The field of computational geometry emerged in the 1970s and deals with the study of data structures and algorithms for solving geometric problems. This includes, in particular, the determination of topological structures within images, or indeed higher-dimensional representations, such as point neighbourhoods, which can help derive geometric meaning from, for example, digital image data.
Computer vision is primarily concerned with still or moving image processing, understanding and reconstruction. Due to impressive, super-human results delivered by deep neural network-powered algorithms, the computer vision application areas of object identification (classification), object detection (classification & localisation) and object segmentation (classification, localisation & boundary detection) have been receiving steadily increasing attention in research and industry.
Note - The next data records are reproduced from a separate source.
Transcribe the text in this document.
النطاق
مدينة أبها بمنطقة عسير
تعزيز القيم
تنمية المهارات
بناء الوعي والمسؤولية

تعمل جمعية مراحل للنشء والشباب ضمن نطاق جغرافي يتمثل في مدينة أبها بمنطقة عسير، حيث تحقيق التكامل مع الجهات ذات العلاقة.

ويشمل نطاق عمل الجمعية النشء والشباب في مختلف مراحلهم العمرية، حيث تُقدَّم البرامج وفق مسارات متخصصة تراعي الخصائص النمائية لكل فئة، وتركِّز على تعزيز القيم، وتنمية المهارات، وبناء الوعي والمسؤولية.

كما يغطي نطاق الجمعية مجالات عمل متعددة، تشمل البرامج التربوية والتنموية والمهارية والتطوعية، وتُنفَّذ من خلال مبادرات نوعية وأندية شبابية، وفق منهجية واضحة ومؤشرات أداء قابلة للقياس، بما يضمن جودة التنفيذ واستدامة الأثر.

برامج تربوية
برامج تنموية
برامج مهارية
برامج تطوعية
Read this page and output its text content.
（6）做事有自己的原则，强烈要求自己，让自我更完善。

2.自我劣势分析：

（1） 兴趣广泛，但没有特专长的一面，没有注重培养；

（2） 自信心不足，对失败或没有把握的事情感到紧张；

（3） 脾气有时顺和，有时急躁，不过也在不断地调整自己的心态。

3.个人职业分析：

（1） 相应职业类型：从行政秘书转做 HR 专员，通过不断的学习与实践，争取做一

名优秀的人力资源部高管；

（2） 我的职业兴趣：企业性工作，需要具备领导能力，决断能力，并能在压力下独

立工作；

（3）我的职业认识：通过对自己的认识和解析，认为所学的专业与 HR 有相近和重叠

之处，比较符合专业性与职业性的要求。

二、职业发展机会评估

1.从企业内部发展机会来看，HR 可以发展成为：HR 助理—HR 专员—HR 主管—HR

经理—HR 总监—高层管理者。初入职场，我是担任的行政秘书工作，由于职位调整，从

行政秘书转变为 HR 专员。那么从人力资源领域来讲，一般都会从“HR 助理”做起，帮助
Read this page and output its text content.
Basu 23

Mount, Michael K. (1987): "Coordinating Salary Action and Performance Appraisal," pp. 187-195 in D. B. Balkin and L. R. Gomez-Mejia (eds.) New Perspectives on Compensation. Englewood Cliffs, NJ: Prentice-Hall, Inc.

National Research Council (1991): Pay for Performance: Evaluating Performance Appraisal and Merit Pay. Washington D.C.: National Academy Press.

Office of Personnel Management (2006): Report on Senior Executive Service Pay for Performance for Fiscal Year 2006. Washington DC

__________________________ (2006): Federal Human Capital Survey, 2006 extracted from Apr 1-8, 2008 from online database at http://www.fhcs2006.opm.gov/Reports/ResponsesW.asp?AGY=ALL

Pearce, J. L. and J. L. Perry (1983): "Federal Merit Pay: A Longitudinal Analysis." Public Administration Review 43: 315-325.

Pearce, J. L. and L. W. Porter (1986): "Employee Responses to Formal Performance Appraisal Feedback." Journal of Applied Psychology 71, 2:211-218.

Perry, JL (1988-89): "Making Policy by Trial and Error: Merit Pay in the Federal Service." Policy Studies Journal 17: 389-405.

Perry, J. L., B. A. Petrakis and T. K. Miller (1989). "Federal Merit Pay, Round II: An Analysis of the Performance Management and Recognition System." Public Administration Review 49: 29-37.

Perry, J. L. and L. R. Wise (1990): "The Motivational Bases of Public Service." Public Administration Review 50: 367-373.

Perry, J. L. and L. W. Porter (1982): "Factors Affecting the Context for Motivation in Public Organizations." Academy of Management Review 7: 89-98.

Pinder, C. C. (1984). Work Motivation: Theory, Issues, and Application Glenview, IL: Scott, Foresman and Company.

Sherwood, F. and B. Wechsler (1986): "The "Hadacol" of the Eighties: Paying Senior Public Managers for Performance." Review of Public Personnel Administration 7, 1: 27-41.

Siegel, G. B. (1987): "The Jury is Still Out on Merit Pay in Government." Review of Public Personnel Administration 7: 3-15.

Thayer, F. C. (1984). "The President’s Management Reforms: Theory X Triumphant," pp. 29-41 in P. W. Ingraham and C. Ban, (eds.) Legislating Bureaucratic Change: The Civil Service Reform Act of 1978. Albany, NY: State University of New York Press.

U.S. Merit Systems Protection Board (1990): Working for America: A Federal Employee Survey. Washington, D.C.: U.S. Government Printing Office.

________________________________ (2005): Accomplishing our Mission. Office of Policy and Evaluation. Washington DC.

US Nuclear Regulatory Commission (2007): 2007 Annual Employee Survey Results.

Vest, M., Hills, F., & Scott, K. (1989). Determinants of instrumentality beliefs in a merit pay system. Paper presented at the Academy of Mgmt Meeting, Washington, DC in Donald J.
Unsurprisingly, given these overlapping areas of interest, computational geometry has useful concepts to offer to the field of computer vision, and its counterpart, computer graphics. The Voronoi diagram (a.k.a. Dirichlet tessellation, Voronoi tessellation or Voronoi partition) of a set of points (see, for example, the illustrations above), and its dual, the points’ Delaunay triangulation (a.k.a. Delone triangulation; see the example below), are examples for such useful concepts. Relevant computer vision applications include face recognition, face morphing, image synthesis and surface modeling. I demonstrate the use of the Delaunay triangulation/Voronoi diagram of faces in images as a precursor for applications such as face recognition or face morphing.
This repo provides the Python code in form of a Jupyter Notebook accompanying my Medium blog post on this subject.